At some point the world got this idea that using computers is supposed to be easy, which to me is like saying that immortality is supposed to be easy or space travel is supposed to be easy; things that nobody fully understands are supposed to be easy?"
This was a popular theme of Paige’s messaging throughout many of our communications. This notion that we all see every day in the IT and especially in the InfoSec world, this preponderance of “knowing” what’s going on when in fact, very few of us actually understand the threat landscapes that we are hired to defend and know very little about our net exposures. One case in point might be whether our average CISO can identify where all of the information assets reside in the enterprise and what value they represent. Seems fundamental but I know of no one who can actually answer that question.
One of my closest friends in the CISO community who is incredibly well-respected has admitted repeatedly that she knows very little about everything she should understand about her world.
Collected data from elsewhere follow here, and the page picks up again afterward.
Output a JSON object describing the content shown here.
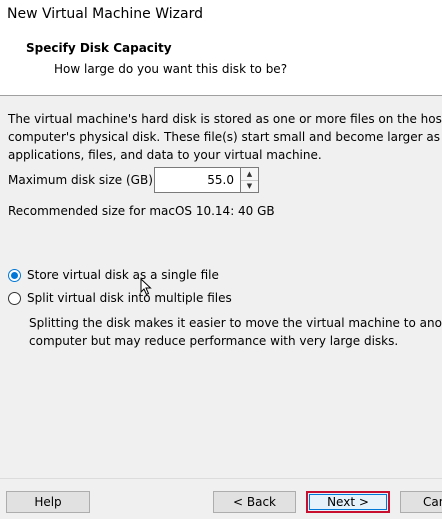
{
  "window": {
    "title": "New Virtual Machine Wizard"
  },
  "header": {
    "title": "Specify Disk Capacity",
    "subtitle": "How large do you want this disk to be?"
  },
  "description": {
    "line1": "The virtual machine's hard disk is stored as one or more files on the host",
    "line2": "computer's physical disk. These file(s) start small and become larger as you",
    "line3": "applications, files, and data to your virtual machine."
  },
  "disk_size": {
    "label": "Maximum disk size (GB):",
    "value": "55.0",
    "up_glyph": "▲",
    "down_glyph": "▼"
  },
  "recommended": "Recommended size for macOS 10.14: 40 GB",
  "options": {
    "single": {
      "label": "Store virtual disk as a single file",
      "selected": true
    },
    "split": {
      "label": "Split virtual disk into multiple files",
      "selected": false
    }
  },
  "split_description": {
    "line1": "Splitting the disk makes it easier to move the virtual machine to another",
    "line2": "computer but may reduce performance with very large disks."
  },
  "buttons": {
    "help": "Help",
    "back": "< Back",
    "next": "Next >",
    "cancel": "Cancel"
  },
  "colors": {
    "accent": "#0078d7",
    "highlight_border": "#c8102e"
  }
}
This admission, in today’s rapidly shifting world is completely reasonable as it becomes virtually impossible for any one person to understand all of the threats and vulnerabilities, technologies and best practices as they continually evolve to meet attack vectors morphing at the speed of light. Instead, oftentimes what we end up doing inadvertently resembles something akin to security theater more closely than it does actual security.
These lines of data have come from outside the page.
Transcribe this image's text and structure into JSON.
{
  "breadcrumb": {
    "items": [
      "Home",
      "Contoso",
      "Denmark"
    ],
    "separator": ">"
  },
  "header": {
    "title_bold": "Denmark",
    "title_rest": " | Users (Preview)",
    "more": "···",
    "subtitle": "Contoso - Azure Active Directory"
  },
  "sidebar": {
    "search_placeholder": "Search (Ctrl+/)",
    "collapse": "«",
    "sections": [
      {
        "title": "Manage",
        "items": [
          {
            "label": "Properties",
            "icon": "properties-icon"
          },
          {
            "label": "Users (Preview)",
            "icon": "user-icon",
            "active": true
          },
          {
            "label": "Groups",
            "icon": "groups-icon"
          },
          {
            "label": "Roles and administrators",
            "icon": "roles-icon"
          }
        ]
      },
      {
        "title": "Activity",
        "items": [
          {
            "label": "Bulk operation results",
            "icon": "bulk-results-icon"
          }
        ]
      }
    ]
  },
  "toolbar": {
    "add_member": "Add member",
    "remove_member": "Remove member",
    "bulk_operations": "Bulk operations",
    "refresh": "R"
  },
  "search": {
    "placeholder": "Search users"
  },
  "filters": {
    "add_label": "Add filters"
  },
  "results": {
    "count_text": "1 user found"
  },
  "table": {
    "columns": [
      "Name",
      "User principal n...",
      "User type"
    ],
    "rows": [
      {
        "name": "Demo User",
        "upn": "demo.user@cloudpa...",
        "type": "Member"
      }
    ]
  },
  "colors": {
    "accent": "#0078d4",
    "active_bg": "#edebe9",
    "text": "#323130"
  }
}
"We live in a world where people don't question things and believe they know better because they are ‘well advised.’ They have no chance of standing on their own. Asides from the fact that people in general still don't understand computers, I firmly believe that the sort of ‘do as I say not as I do’ mentality that is all too common has taken its toll in other aspects of life and empowered people to incredulous acts of corruption; I don't believe that capitalizing on people's fears is a path to innovation or progress for anybody except for the people who get paid for it.
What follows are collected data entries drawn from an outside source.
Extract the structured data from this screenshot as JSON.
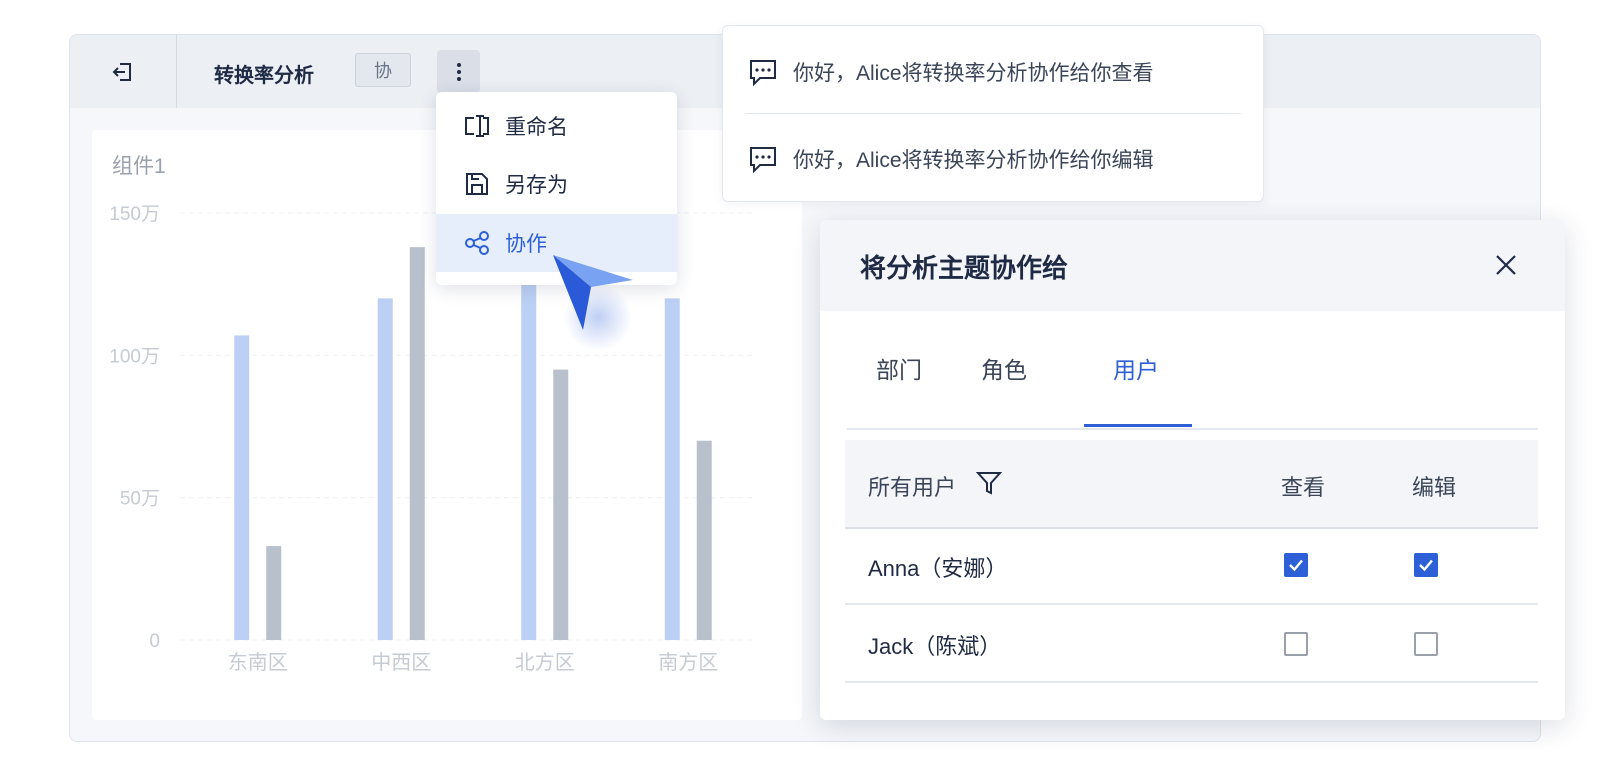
{
  "topbar": {
    "title": "转换率分析",
    "collab_tag": "协"
  },
  "widget": {
    "title": "组件1"
  },
  "chart_data": {
    "type": "bar",
    "title": "",
    "categories": [
      "东南区",
      "中西区",
      "北方区",
      "南方区"
    ],
    "y_ticks": [
      "0",
      "50万",
      "100万",
      "150万"
    ],
    "ylim": [
      0,
      1500000
    ],
    "grid": true,
    "colors": [
      "#bcd0f5",
      "#b8c0cc"
    ],
    "series": [
      {
        "values": [
          1070000,
          1200000,
          1260000,
          1200000
        ]
      },
      {
        "values": [
          330000,
          1380000,
          950000,
          700000
        ]
      }
    ]
  },
  "menu": {
    "items": [
      {
        "label": "重命名",
        "icon": "rename-icon"
      },
      {
        "label": "另存为",
        "icon": "save-as-icon"
      },
      {
        "label": "协作",
        "icon": "share-icon"
      }
    ]
  },
  "notifications": [
    {
      "text": "你好，Alice将转换率分析协作给你查看",
      "icon": "message-icon"
    },
    {
      "text": "你好，Alice将转换率分析协作给你编辑",
      "icon": "message-icon"
    }
  ],
  "dialog": {
    "title": "将分析主题协作给",
    "tabs": [
      "部门",
      "角色",
      "用户"
    ],
    "active_tab": "用户",
    "table": {
      "headers": {
        "user": "所有用户",
        "view": "查看",
        "edit": "编辑"
      },
      "rows": [
        {
          "name": "Anna（安娜）",
          "view": true,
          "edit": true
        },
        {
          "name": "Jack（陈斌）",
          "view": false,
          "edit": false
        }
      ]
    }
  },
  "colors": {
    "accent": "#2d5fd6",
    "text": "#1f2a44"
  }
}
There's also this social stigma of ‘if something is difficult to understand then it's easy to hide behind what somebody else says’ because it's somehow embarrassing to not have the answers; it means that somebody is ‘better’ than you but long ago I realized I must get over this in order to find the truth. It is important to embrace your mistakes and take pride in knowing that the better way is to accept that there is always somebody who is better than you and try to do better yourself.”
These may be the ramblings of an “erratic” sociopath who created a lot of havoc for a lot of people, but her thesis strikes me as hitting pretty close to the truth about a few issues.
I believe that there are a lot of Paige Thompsons residing throughout our computing environments and like Paige, some will soon come to redefine the idea of what an insider threat looks like. A former employee using the tools she discovered while working at a major custodian of customer data to execute one of the world’s biggest breaches may easily inspire other incredibly smart, brilliant hackers who are a hair away from connecting the dots between their rationales for showcasing their skills and executing the next headline attack.
As custodians of information we host on behalf of our clients/business partners, we owe it to them to be thinking about resiliency in our own Cybersecurity programs and working hard to prevent the next breach. As Paige points out, a good first step is to stop pretending that this stuff is supposed to be easy.
The Capital One breach has proven to be debilitating for all the parties involved, and the cost to repair will probably exceed $1 Billion soon. If we continue on the path we are on, it will only get worse from here.